Bobby Dandridge was part of an NBA “Big Three” before anyone called them that.
And he did it twice.
Early in his career of 12-plus pro seasons, Dandridge was a lithe scoring threat at small forward for a Milwaukee Bucks team built around Kareem Abdul-Jabbar and Oscar Robertson. Nine years in, he joined a Washington Bullets front line that was anchored by Elvin Hayes and Wes Unseld.
Dandridge – whose jersey No. 10 was to be retired Saturday night by the Bucks during a halftime ceremony of their game vs. Washington at the BMO Harris Bradley Center – was an integral part of those teams that went to a total of four NBA Finals, winning titles in 1971 (Bucks) and 1978 (Bullets).
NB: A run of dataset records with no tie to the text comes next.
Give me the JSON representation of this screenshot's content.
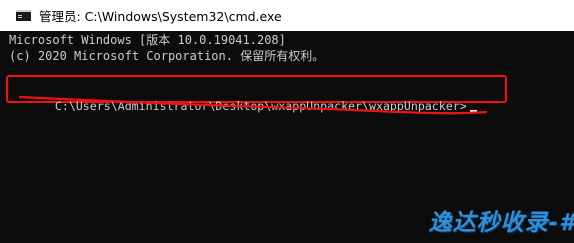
{
  "window": {
    "title": "管理员: C:\\Windows\\System32\\cmd.exe",
    "icon": "cmd-console-icon"
  },
  "console": {
    "line1": "Microsoft Windows [版本 10.0.19041.208]",
    "line2": "(c) 2020 Microsoft Corporation. 保留所有权利。",
    "prompt": "C:\\Users\\Administrator\\Desktop\\wxappUnpacker\\wxappUnpacker>",
    "text_color": "#cccccc",
    "background": "#0c0c0c"
  },
  "annotation": {
    "color": "#ef1212"
  },
  "watermark": {
    "text": "逸达秒收录-#",
    "color": "#2f8fd8"
  }
}
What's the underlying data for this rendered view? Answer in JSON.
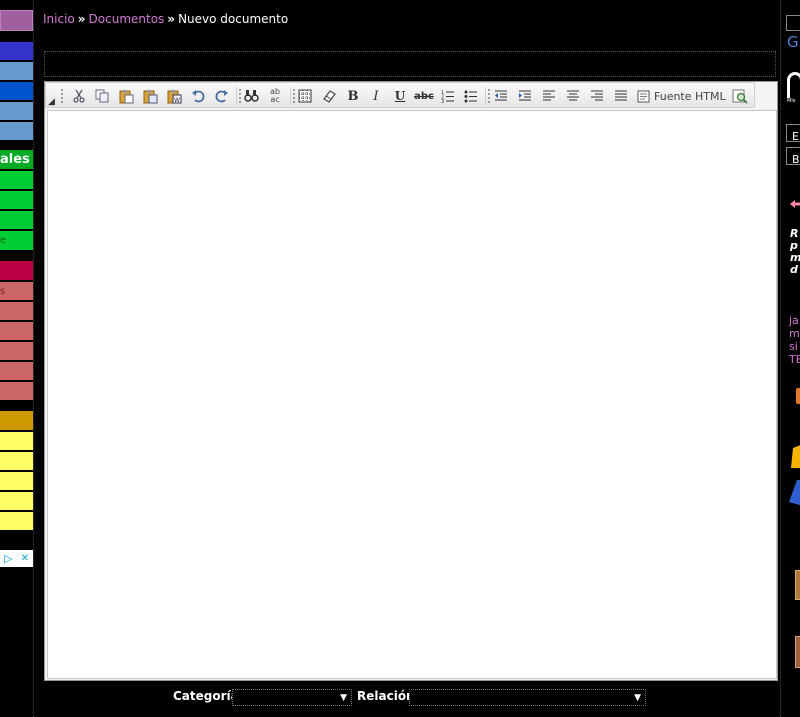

The outsized reputations and achievement of the terrific tandem with whom he teamed at each stop might make Dandridge, by comparison, seem strictly part of the supporting cast. But the 6-foot-6 product of Norfolk State and 45th player picked in the 1969 Draft earned four All-Star selections from 1973 to 1979, averaged 18.5 points, 6.8 rebounds and 3.4 assists in 839 games and was even better in the postseason (20.1 points, 7.7 rebounds, 3.7 rebounds in 98 appearances).
“I think Bobby was more significant than a role player,” Jon McGlocklin, a guard on the ’71 and ’74 NBA Finals teams and a longtime analyst on the Bucks’ broadcast crew, told the Milwaukee Journal Sentinel. “Bobby could do everything. He was as good defensively as he was offensively.”
McGlocklin remembered Dandridge as a great locker-room guy, helping to keep the team loose by teasing the other players (“everybody except Oscar”). He also provided material for the Bucks’ creative play-by-play announcer, Eddie Doucette. Dandridge’s jump shot, which he often released on the way down, was dubbed the “pancake jumper,” while he himself was called “The Greyhound” by Doucette.
Dandridge didn’t like the nickname then and still doesn’t. But he told the paper Friday: “That had to do with speed and quickness and endurance. I was a superbly conditioned guy even though I was 6-5, about 175 pounds. I was fortunate to come to a team like Milwaukee that was looking for quickness.”
Arriving in Washington in 1977, Dandridge joined a team seeking a match-up for scoring stars such as Julius Erving and George Gervin, whose teams (Philadelphia and San Antonio) the Bullets had to beat en route to their 1978 championship vs. Seattle.
“Bobby came in, he knew the offense, he had already won a championship, he was experienced,” Washington coach Dick Motta said a few years ago for a story on that team. “It was always nice when we had Bobby Dandridge and we were going to play Dr. J or George Gervin. He basically neutralized all of the small forwards in the league.”
Dandridge, 67, spent four seasons with the Bullets before returning to Milwaukee for 1981-82. He made some headlines with the unusual free-agent contract he signed there; having played in just 68 games his final two seasons in Washington, he agreed to a Bucks deal that paid him a base salary of $40,000 plus per-game rates of $2,750 if he suited up and played vs. just $275 if he wasn’t available that night. It sounds like a contract that would be illegal under current CBA rules and it didn’t last long back then; Dandridge was waived in late November.
Here’s another little-known factoid about Dandridge: He’s the one who suggested that NBA newcomers could use some help navigating the league. That idea led to the league’s rookie transition program, which enables young players to go to school on their predecessor’s experiences.
Dandridge, who worked for a while with the NBA players’ association, told the Virginian Pilot in June 2013: “I consider that to be as great a contribution to the NBA as my basketball playing days.”
Dandridge was expected to be joined at Saturday’s ceremony by his wife, Debra; daughters Shana, 39, and Morgan, 21, and son Sivad, 36.
He becomes the eighth Bucks player to have his number retired. Those who preceded him: Robertson (1), Junior Bridgeman (2), Sidney Moncrief (4), McGlocklin (14), Bob Lanier (16), Brian Winters (32) and Abdul-Jabbar (33). He wore No. 10 in Washington too, but that subsequently was retired in honor of Earl Monroe.